Traceback (most recent call last):
File "TrainingModel.py", line 112, in <module>
model.label_holder: label_flip})
File "/usr/local/lib/python2.7/dist-packages/tensorflow/python/client/session.py", line 887, in run
run_metadata_ptr)
File "/usr/local/lib/python2.7/dist-packages/tensorflow/python/client/session.py", line 1110, in _run
feed_dict_tensor, options, run_metadata)
File "/usr/local/lib/python2.7/dist-packages/tensorflow/python/client/session.py", line 1286, in _do_run
run_metadata)
File "/usr/local/lib/python2.7/dist-packages/tensorflow/python/client/session.py", line 1308, in _do_call
raise type(e)(node_def, op, message)
tensorflow.python.framework.errors_impl.InvalidArgumentError: Found Inf or NaN global norm. : Tensor had NaN values
[[{{node VerifyFinite/CheckNumerics}} = CheckNumerics[T=DT_FLOAT, message="Found Inf or NaN global norm.", _device="/job:localhost/replica:0/task:0/device:GPU:0"](global_norm/global_norm)]]
Caused by op u'VerifyFinite/CheckNumerics', defined at:
File "TrainingModel.py", line 42, in <module>
grads, _ = tf.clip_by_global_norm(tf.gradients(model.Loss_Mean, tvars), max_grad_norm)
File "/usr/local/lib/python2.7/dist-packages/tensorflow/python/ops/clip_ops.py", line 259, in clip_by_global_norm
"Found Inf or NaN global norm.")
File "/usr/local/lib/python2.7/dist-packages/tensorflow/python/ops/numerics.py", line 45, in verify_tensor_all_finite
verify_input = array_ops.check_numerics(t, message=msg)
File "/usr/local/lib/python2.7/dist-packages/tensorflow/python/ops/gen_array_ops.py", line 817, in check_numerics
"CheckNumerics", tensor=tensor, message=message, name=name)
File "/usr/local/lib/python2.7/dist-packages/tensorflow/python/framework/op_def_library.py", line 787, in _apply_op_helper
op_def=op_def)
File "/usr/local/lib/python2.7/dist-packages/tensorflow/python/util/deprecation.py", line 488, in new_func
return func(*args, **kwargs)
File "/usr/local/lib/python2.7/dist-packages/tensorflow/python/framework/ops.py", line 3272, in create_op
op_def=op_def)
File "/usr/local/lib/python2.7/dist-packages/tensorflow/python/framework/ops.py", line 1768, in __init__
self._traceback = tf_stack.extract_stack()
InvalidArgumentError (see above for traceback): Found Inf or NaN global norm. : Tensor had NaN values
[[{{node VerifyFinite/CheckNumerics}} = CheckNumerics[T=DT_FLOAT, message="Found Inf or NaN global norm.", _device="/job:localhost/replica:0/task:0/device:GPU:0"](global_norm/global_norm)]]

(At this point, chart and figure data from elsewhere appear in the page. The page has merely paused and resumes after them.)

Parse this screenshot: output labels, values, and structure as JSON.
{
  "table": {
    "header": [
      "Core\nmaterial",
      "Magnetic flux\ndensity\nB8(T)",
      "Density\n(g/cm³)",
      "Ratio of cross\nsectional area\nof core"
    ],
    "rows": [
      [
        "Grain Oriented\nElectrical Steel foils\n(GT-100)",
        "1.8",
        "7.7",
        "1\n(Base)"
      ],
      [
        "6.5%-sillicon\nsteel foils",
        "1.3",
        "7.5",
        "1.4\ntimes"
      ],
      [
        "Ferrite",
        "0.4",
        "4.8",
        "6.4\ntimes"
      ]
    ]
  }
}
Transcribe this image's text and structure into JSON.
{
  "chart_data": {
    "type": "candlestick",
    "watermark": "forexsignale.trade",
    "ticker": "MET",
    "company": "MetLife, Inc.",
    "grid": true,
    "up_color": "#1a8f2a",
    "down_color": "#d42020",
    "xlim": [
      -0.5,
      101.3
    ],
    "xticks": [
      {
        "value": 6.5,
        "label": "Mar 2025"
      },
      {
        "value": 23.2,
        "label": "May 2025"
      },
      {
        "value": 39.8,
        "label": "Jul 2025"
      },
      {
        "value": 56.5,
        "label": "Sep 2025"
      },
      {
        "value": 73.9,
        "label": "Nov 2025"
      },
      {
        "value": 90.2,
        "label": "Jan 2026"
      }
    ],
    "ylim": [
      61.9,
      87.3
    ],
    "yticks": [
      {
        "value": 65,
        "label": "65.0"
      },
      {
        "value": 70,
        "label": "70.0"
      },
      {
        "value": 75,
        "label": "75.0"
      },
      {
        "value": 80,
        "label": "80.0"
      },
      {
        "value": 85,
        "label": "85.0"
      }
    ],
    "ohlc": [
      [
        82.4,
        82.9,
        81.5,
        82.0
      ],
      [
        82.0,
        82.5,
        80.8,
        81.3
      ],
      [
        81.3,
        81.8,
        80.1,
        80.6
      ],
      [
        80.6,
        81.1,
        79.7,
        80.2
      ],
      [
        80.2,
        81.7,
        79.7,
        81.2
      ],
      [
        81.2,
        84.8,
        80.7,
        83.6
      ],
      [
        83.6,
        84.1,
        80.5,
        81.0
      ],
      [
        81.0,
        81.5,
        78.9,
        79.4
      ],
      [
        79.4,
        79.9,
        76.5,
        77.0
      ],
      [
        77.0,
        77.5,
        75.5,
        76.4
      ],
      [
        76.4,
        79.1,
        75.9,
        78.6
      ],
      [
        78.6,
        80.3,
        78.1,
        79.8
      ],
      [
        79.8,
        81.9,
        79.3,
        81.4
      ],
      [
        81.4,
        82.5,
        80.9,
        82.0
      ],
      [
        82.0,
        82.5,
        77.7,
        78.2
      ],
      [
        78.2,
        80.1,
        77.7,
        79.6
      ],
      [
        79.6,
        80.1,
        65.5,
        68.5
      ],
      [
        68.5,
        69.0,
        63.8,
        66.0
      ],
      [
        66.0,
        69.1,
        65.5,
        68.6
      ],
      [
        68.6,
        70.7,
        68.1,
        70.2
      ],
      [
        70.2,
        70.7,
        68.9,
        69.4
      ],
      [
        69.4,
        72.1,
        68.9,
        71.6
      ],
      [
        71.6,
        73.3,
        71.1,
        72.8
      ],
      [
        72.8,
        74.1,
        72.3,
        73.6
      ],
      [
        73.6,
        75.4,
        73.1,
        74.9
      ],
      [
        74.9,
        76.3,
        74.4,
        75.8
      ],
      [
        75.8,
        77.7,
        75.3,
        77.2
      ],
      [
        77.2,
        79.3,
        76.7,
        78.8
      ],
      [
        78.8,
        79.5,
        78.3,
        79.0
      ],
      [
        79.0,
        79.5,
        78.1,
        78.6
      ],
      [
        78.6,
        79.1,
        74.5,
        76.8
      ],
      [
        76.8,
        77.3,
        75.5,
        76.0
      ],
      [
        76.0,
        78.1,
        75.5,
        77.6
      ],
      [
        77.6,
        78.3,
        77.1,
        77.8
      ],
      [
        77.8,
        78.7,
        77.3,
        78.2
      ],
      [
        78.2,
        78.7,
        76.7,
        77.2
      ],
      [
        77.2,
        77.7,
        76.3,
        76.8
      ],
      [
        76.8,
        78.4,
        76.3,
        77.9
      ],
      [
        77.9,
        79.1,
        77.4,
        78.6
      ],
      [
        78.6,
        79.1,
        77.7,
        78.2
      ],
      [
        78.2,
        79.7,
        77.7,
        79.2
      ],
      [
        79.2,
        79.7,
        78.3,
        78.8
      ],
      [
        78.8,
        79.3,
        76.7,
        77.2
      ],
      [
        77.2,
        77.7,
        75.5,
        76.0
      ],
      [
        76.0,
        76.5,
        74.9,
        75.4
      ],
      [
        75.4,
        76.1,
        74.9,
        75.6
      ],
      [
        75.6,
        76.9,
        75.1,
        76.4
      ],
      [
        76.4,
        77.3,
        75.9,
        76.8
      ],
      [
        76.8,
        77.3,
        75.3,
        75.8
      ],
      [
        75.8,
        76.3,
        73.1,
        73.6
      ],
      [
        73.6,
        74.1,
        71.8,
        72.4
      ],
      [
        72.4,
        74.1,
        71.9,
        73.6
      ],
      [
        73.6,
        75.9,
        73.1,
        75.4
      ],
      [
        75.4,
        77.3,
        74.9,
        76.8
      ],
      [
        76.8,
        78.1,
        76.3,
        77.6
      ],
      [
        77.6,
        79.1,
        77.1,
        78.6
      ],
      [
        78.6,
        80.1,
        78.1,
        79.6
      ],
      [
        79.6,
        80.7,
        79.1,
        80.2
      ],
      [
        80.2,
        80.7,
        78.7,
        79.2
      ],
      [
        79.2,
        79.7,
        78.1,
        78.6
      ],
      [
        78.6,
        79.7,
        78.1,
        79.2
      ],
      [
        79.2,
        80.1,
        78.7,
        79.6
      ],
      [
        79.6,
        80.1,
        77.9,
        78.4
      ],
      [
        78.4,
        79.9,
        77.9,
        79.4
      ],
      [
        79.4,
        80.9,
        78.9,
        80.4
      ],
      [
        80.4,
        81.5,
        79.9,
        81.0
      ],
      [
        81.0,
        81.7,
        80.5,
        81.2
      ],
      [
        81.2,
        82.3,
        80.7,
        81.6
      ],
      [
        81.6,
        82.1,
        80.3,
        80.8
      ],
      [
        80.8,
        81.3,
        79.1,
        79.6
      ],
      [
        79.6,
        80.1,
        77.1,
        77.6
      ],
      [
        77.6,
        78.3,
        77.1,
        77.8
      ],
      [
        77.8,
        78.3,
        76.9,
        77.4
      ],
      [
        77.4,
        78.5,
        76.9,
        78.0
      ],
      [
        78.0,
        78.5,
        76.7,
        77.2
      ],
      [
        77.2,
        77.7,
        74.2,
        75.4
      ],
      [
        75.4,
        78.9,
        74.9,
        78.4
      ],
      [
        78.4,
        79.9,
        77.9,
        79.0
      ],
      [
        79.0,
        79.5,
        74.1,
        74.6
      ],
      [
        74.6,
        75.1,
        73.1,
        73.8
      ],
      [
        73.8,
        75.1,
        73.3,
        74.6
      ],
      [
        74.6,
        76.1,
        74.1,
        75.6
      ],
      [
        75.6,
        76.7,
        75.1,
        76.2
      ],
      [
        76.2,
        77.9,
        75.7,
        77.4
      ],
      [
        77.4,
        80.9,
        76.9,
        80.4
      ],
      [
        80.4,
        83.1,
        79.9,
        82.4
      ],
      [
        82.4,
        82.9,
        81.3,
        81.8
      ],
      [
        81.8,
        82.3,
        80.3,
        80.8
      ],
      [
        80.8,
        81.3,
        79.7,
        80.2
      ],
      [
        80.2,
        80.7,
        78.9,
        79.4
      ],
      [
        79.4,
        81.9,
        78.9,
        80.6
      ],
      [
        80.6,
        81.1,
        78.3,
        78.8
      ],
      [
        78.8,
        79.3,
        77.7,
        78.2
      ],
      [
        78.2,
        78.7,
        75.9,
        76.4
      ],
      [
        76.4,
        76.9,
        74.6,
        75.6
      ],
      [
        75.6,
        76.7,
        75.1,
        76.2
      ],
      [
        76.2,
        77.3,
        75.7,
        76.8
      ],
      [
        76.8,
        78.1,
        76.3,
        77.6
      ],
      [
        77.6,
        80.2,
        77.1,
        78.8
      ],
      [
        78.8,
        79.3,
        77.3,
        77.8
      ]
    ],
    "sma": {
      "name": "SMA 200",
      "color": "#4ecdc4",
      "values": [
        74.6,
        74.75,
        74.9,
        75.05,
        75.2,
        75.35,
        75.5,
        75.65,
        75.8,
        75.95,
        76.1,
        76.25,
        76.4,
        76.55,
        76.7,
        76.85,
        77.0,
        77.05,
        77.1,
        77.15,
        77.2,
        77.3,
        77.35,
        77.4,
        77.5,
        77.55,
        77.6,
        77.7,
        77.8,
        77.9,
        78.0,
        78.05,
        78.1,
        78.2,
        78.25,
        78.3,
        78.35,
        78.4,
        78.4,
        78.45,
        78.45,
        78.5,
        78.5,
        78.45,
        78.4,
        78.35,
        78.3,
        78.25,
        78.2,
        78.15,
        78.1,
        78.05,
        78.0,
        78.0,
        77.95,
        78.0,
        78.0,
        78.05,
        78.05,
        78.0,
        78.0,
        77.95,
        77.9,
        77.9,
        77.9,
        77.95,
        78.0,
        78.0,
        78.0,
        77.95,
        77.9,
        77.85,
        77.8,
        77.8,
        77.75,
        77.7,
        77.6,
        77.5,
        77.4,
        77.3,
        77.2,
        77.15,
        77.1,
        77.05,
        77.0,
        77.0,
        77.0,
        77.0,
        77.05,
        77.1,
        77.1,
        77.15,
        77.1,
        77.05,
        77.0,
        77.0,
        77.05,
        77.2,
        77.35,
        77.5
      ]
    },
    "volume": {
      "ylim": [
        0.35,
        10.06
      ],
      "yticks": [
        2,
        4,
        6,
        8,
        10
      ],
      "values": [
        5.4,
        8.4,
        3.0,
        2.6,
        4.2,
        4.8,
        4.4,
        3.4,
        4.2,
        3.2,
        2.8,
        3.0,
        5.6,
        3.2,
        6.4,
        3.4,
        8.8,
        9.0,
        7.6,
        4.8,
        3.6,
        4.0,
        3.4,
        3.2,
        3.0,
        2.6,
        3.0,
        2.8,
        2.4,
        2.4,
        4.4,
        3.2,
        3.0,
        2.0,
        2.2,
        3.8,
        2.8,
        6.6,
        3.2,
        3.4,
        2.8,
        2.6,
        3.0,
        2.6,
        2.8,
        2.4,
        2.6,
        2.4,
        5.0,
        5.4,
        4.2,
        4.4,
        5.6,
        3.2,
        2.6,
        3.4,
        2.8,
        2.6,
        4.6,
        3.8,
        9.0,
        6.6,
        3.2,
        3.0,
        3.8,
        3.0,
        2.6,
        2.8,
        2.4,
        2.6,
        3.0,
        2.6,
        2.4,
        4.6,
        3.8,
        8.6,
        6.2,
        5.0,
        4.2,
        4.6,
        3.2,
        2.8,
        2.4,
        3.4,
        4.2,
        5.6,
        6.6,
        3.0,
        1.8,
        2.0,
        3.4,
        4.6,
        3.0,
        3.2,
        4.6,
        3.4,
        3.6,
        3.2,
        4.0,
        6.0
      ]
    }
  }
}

Could you help to comment about it. I also wonder the tensorflow version or more detail for training environment of pre-build model.
Thanks.
I need to check what cause this NaN issue, and will reply you later
And any constraint for the training dataset
to train our own model ?
e.x. the target mask area must be larger than certain proportion to the label image?
I also meet this problem .I use dataset MSRA10K to train the model , but the loss become NAN at the third
epoch. Have you solved this problem?